HLA-G is highly expressed in placental cytotrophoblasts and at low levels in corneal, endothelial and pancreatic tissues but not in normal kidney tissue [45]. The elevated HLA-G expression observed in RCC patients is consistent with previous publications reporting inferior HLA-G-mediated in vitro immune responses [46]. We did not find associations between HLA-G expression and tumor characteristics. As HLA-G is not expressed in healthy renal tissue, its transcription might be induced due to epigenetic regulation [45]. We reported common expression patterns between HLA-G and PD-L1, which were linked with higher lymphocyte infiltration, and potentially regulation by type I IFN [35, 47]. Therefore, the immunologic targeting of HLA-G may be promising, notably in conjunction with anti-PD1 blockade.

We computed intercellular distances to separately examine interacting and non-interacting cells. While the total proportion of immune cells was lower in the IT region, these were more densely localized and expressed higher levels of immune checkpoint receptors than PT immune cells, in line with the notion that physical proximity is needed for the formation of immunological synapses. T-cell infiltration was characterized with fewer interactions between cytotoxic T cells and CD16+ myeloid cells, elevated PD-L1 and HLA-G expression as well as enrichment of activation-related CD45RO+ and PD1+ lymphocytes. Abundant lymphocyte-lymphocyte and myeloid-myeloid cell interactions, as well as higher PD-L1 and HLA-G expression were observed instead in the context of an immune exhausted profile. In summary, lymphocyte infiltration and immune checkpoint expression are associated with distinct phenotypic compositions.

Comparison of T-cell profiles between IT and PT regions revealed that these represent unique immune contextures. The difference was even more remarkable when examining cellular interaction networks than immune phenotype proportions. The distinct immunophenotypes and interaction indexes may be attributed to the restriction of malignant cells to the IT area and diverse cytokine and stromal microenvironments. Moreover, we identified higher CD45RO expression in interacting compared to non-interacting IT T cells, particularly in conjunction with immune hot tumors. Interestingly, PT CD45RO+ T-cell proportion predicted poor OS suggesting that CD45RO+ T-cell quantity may represent a surrogate marker for T-cell interaction or prognosis depending on the analyzed region in question. We envision that a similar approach combining spatial immunoprofiles with genomic alteration data and immunotherapy treatment response could deepen our understanding of tumor immunology and ccRCC pathology.
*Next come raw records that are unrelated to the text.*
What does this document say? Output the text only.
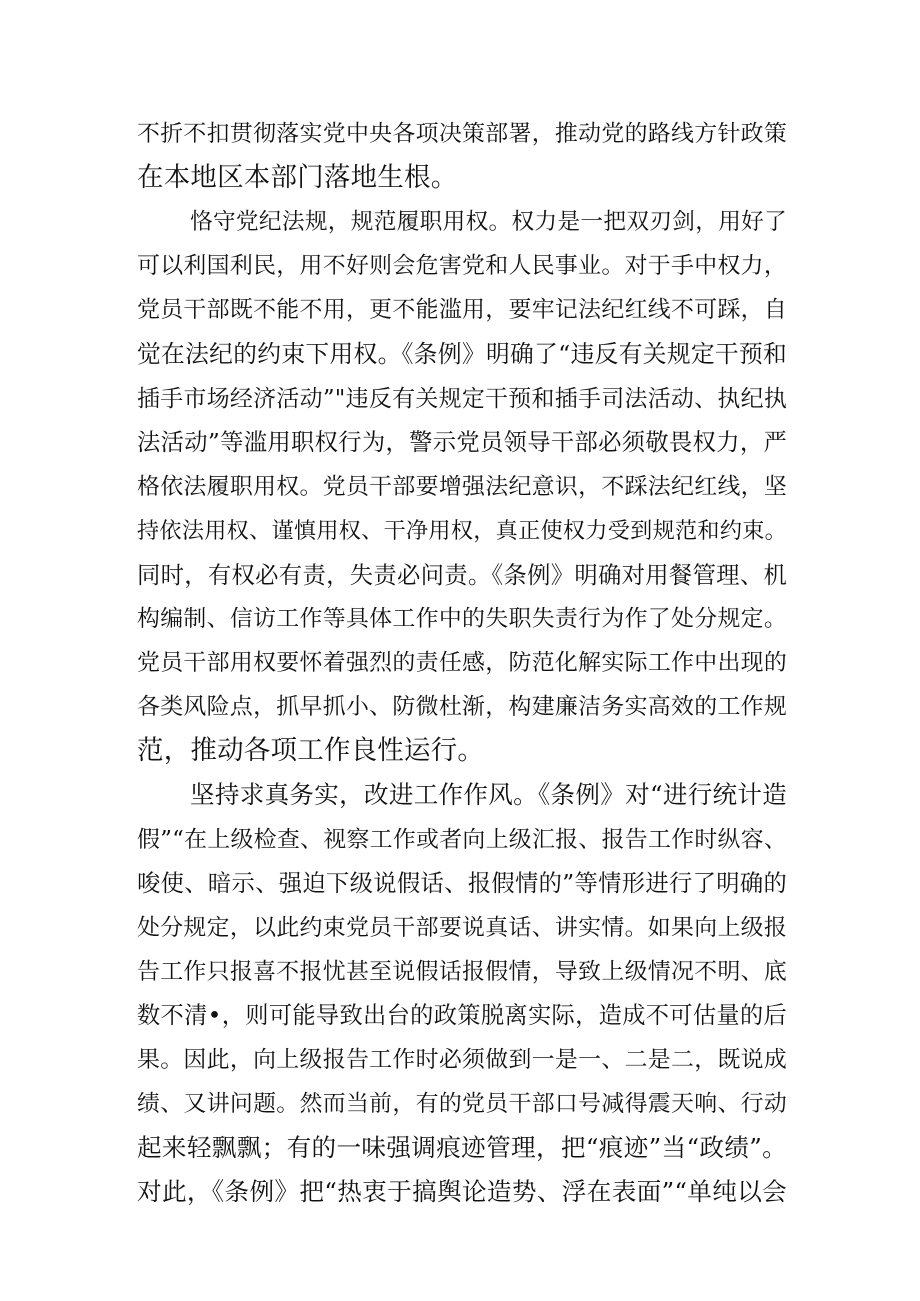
不折不扣贯彻落实党中央各项决策部署，推动党的路线方针政策
在本地区本部门落地生根。
恪守党纪法规，规范履职用权。权力是一把双刃剑，用好了
可以利国利民，用不好则会危害党和人民事业。对于手中权力，
党员干部既不能不用，更不能滥用，要牢记法纪红线不可踩，自
觉在法纪的约束下用权。《条例》明确了“违反有关规定干预和
插手市场经济活动”"违反有关规定干预和插手司法活动、执纪执
法活动”等滥用职权行为，警示党员领导干部必须敬畏权力，严
格依法履职用权。党员干部要增强法纪意识，不踩法纪红线，坚
持依法用权、谨慎用权、干净用权，真正使权力受到规范和约束。
同时，有权必有责，失责必问责。《条例》明确对用餐管理、机
构编制、信访工作等具体工作中的失职失责行为作了处分规定。
党员干部用权要怀着强烈的责任感，防范化解实际工作中出现的
各类风险点，抓早抓小、防微杜渐，构建廉洁务实高效的工作规
范，推动各项工作良性运行。
坚持求真务实，改进工作作风。《条例》对“进行统计造
假”“在上级检查、视察工作或者向上级汇报、报告工作时纵容、
唆使、暗示、强迫下级说假话、报假情的”等情形进行了明确的
处分规定，以此约束党员干部要说真话、讲实情。如果向上级报
告工作只报喜不报忧甚至说假话报假情，导致上级情况不明、底
数不清•，则可能导致出台的政策脱离实际，造成不可估量的后
果。因此，向上级报告工作时必须做到一是一、二是二，既说成
绩、又讲问题。然而当前，有的党员干部口号减得震天响、行动
起来轻飘飘；有的一味强调痕迹管理，把“痕迹”当“政绩”。
对此，《条例》把“热衷于搞舆论造势、浮在表面”“单纯以会
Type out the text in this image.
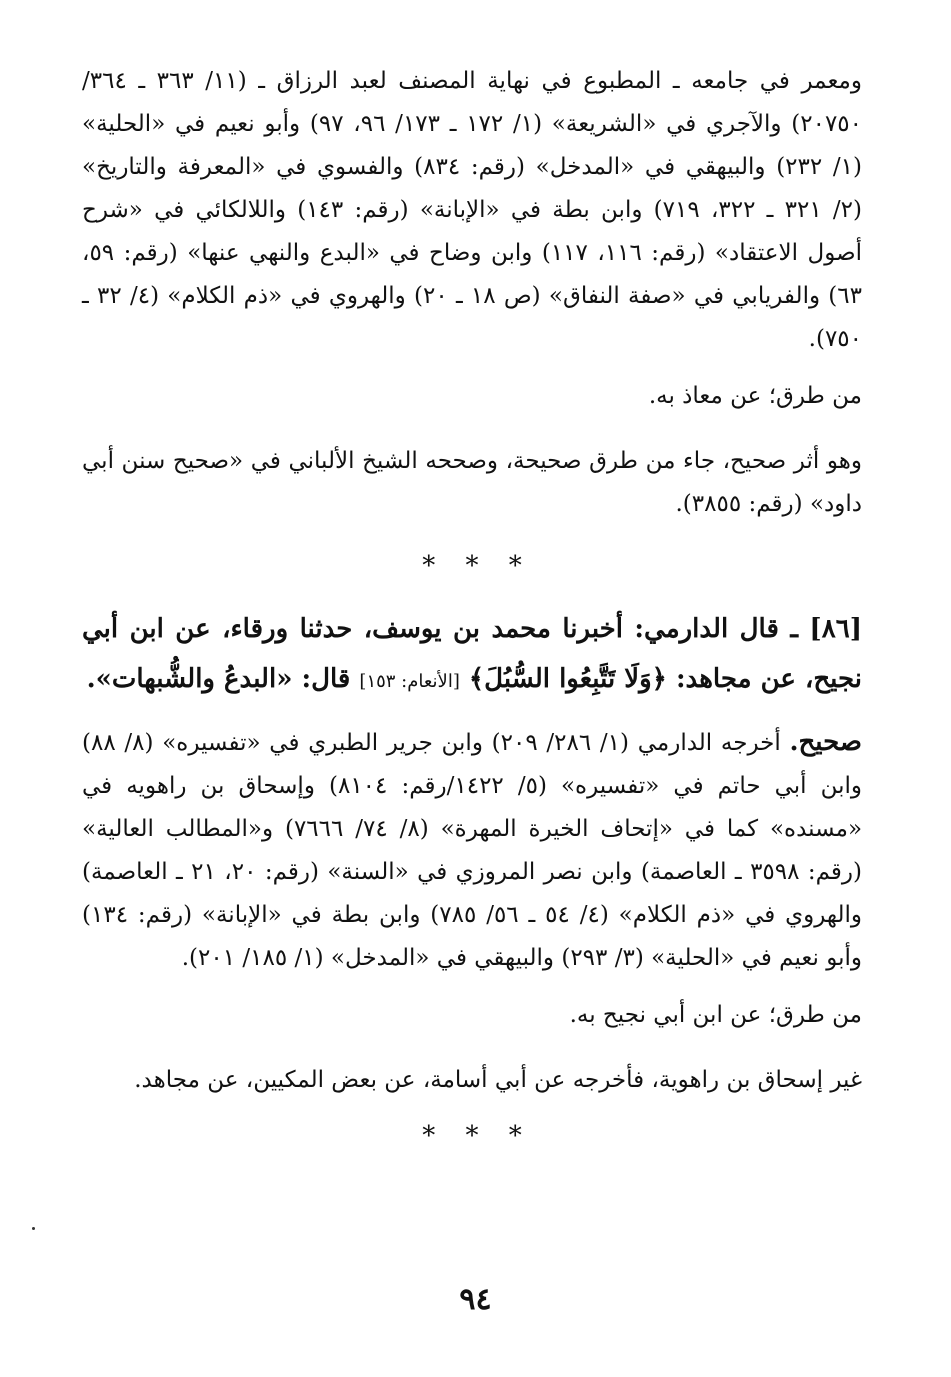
ومعمر في جامعه ـ المطبوع في نهاية المصنف لعبد الرزاق ـ (١١/ ٣٦٣ ـ ٣٦٤/ ٢٠٧٥٠) والآجري في «الشريعة» (١/ ١٧٢ ـ ١٧٣/ ٩٦، ٩٧) وأبو نعيم في «الحلية» (١/ ٢٣٢) والبيهقي في «المدخل» (رقم: ٨٣٤) والفسوي في «المعرفة والتاريخ» (٢/ ٣٢١ ـ ٣٢٢، ٧١٩) وابن بطة في «الإبانة» (رقم: ١٤٣) واللالكائي في «شرح أصول الاعتقاد» (رقم: ١١٦، ١١٧) وابن وضاح في «البدع والنهي عنها» (رقم: ٥٩، ٦٣) والفريابي في «صفة النفاق» (ص ١٨ ـ ٢٠) والهروي في «ذم الكلام» (٤/ ٣٢ ـ ٧٥٠).

من طرق؛ عن معاذ به.

وهو أثر صحيح، جاء من طرق صحيحة، وصححه الشيخ الألباني في «صحيح سنن أبي داود» (رقم: ٣٨٥٥).

* * *

[٨٦] ـ قال الدارمي: أخبرنا محمد بن يوسف، حدثنا ورقاء، عن ابن أبي نجيح، عن مجاهد: ﴿وَلَا تَتَّبِعُوا السُّبُلَ﴾ [الأنعام: ١٥٣] قال: «البدعُ والشُّبهات».

صحيح. أخرجه الدارمي (١/ ٢٨٦/ ٢٠٩) وابن جرير الطبري في «تفسيره» (٨/ ٨٨) وابن أبي حاتم في «تفسيره» (٥/ ١٤٢٢/رقم: ٨١٠٤) وإسحاق بن راهويه في «مسنده» كما في «إتحاف الخيرة المهرة» (٨/ ٧٤/ ٧٦٦٦) و«المطالب العالية» (رقم: ٣٥٩٨ ـ العاصمة) وابن نصر المروزي في «السنة» (رقم: ٢٠، ٢١ ـ العاصمة) والهروي في «ذم الكلام» (٤/ ٥٤ ـ ٥٦/ ٧٨٥) وابن بطة في «الإبانة» (رقم: ١٣٤) وأبو نعيم في «الحلية» (٣/ ٢٩٣) والبيهقي في «المدخل» (١/ ١٨٥/ ٢٠١).

من طرق؛ عن ابن أبي نجيح به.

غير إسحاق بن راهوية، فأخرجه عن أبي أسامة، عن بعض المكيين، عن مجاهد.

* * *
٩٤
We combined whole-slide lymphocyte quantification with tissue microarray-based immune cell immunophenotypes and cellular neighborhoods, highlighting the multifaceted potential of in situ data and spatial analysis. Our study underlines the fundamental priority to dissect both the intratumoral parenchyma and its adjacent peritumoral stroma as these might reflect different immunological profiles and are independently associated with clinicopathologic characteristics. Similar studies based on spatial RNA sequencing will likely emerge. However, collection of large cohorts required to identify biomarkers of aggressive disease or treatment sensitivity might be currently easier to conduct with proteomic methods. In summary, the consideration of tissue contexture and spatial location during tissue sampling is crucial to understand the role of immunosurveillance in cancer.